Sinon, bien qu’il ne mette pas en scène le commissaire Erlendur, bien que son intrigue ne soit pas contemporaine, il happe sans réserve l’intérêt et la curiosité du lecteur, le plonge dans une atmosphère historique particulière absolument fascinante, dépasse, et de loin, le cadre purement policier du genre dans lequel il s’inscrit.
Eblouissant. Une fois encore.
“Les troupes américaines remplaçaient peu à peu les soldats britanniques et on pouvait à peine faire un pas dans Reykjavik sans tomber sur des camions, des barrières de protection faites de sacs de sable, des bouches de canons et des jeeps militaires. La guerre avait rendu cette petite ville paisible complètement méconnaissable.”
A la fois romanesque, historique, social et policier, ce récit rend compte d’un pays, l’Islande, de son statut inédit de neutralité pendant la Seconde guerre mondiale et s’attache à décrire avec précision les conditions de vie d’une population qui, en 1941, doit faire face à la présence de troupes étrangères sur son territoire, s’adapter aux changements et aux transformations d’une île occupée qui voit son économie s’intensifier autour de la capitale, attirer les Islandais de province, et parallèlement met en scène un jeune duo d’enquêteurs, l’un issu de la police criminelle islandaise, Flovent, l’autre, désigné par les militaires parce qu’il est bilingue, Thorson, né de parents islandais installés au Canada.
“On n’a pas du tout l’habitude d’enquêter sur ces choses-là. Les Islandais n’ont aucune expérience.”
Sans jamais avoir collaboré ensemble auparavant, tous deux inexpérimentés dans leur fonction d’enquêteurs, ils sont chargés d’élucider le meurtre d’un représentant de commerce, tué d’une balle provenant d’un Colt 45 américain et marqué sur son front d’une croix gammée dessinée de son sang.
Si l’intrigue semble, par certains côtés, se rallier à une histoire d’espionnage, voire de contre-espionnage, beaucoup plus subtile, elle interfère aussi dans des affaires sentimentales liées à la présence des soldats et à l’émancipation de certaines femmes islandaises “dans la situation” (désireuses d’échapper à une vie austère et rurale en épousant un militaire étranger), pénètre les quartiers pauvres de la capitale, les villages reculés du sud de l’île (avec un côté exotique pour le lecteur français), évoque l’intérêt des nazis pour l’Islande et sa race nordique, “restée pure depuis l’époque viking”, leurs recherches génétiques et anthropologiques ; et demeure captivante et troublante de bout en bout.
Des rebondissements déroutants, des pistes multiples, tantôt classiques, tantôt inattendues, des enquêtes menées en équipe et en parallèle, rapportées en alternance, un mystère continu, offrent au récit un rythme puissant auquel le lecteur ne peut se dérober.
Une lecture intense et exclusive, un divertissement intelligent à la fois stupéfiant et grisant où la réalité des situations, la profondeur et le réalisme des personnages imprègnent sans distance, superbement convaincants.
Par sa précision des détails, l’extrême cohérence et fidélité des situations à l’époque qu’il décrit, l’auteur donne vie à ses personnages, recrée une ambiance socio-historique si expressive et palpable que le lecteur y pénètre sans difficulté et la respire avec curiosité.
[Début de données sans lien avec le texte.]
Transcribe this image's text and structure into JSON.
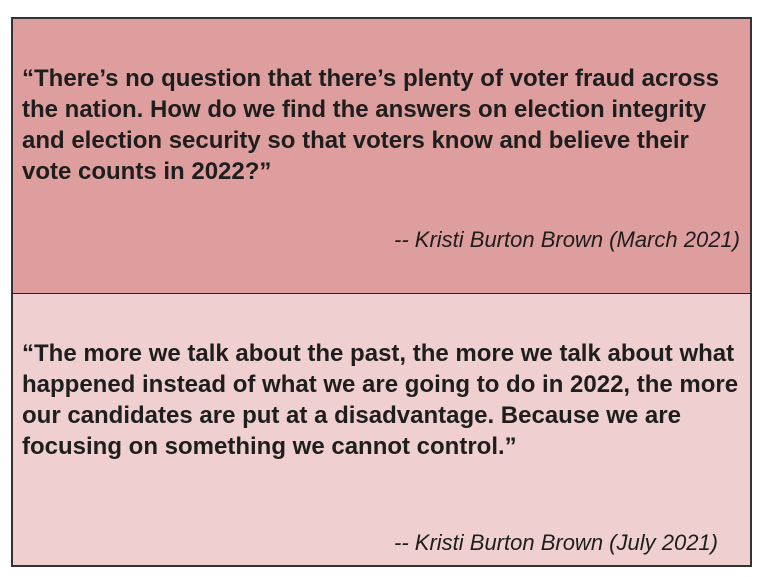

Immédiatement interpellé, sans l’obligation de connaissances historiques préalables pour se la représenter.
Et sans doute aussi parce que ses personnages n’ont rien d’héroïques, inexpérimentés encore dans l’exercice de leurs fonctions, menés par leur désir de liberté ou d’émancipation, intensément humains et faillibles, toujours nuancés, ils préoccupent le lecteur, secondaires ou non, le retiennent, l’entraînent à lire toujours plus loin, plus vite. En état de tension exaltante. Jusqu’à poursuivre même sur les premières pages du tome 2 (ajoutées en fin de volume) et à ressentir une immense frustration.
Merci quand même à Eric Boury, son traducteur. Mais d’ici octobre, l’attente sera longue et bien cruelle.
Le 2ème tome, La femme de l’ombre paraîtra en octobre 2017 et le 3ème tome, Passage des Ombres, en mars 2018, aux Editions Métailié.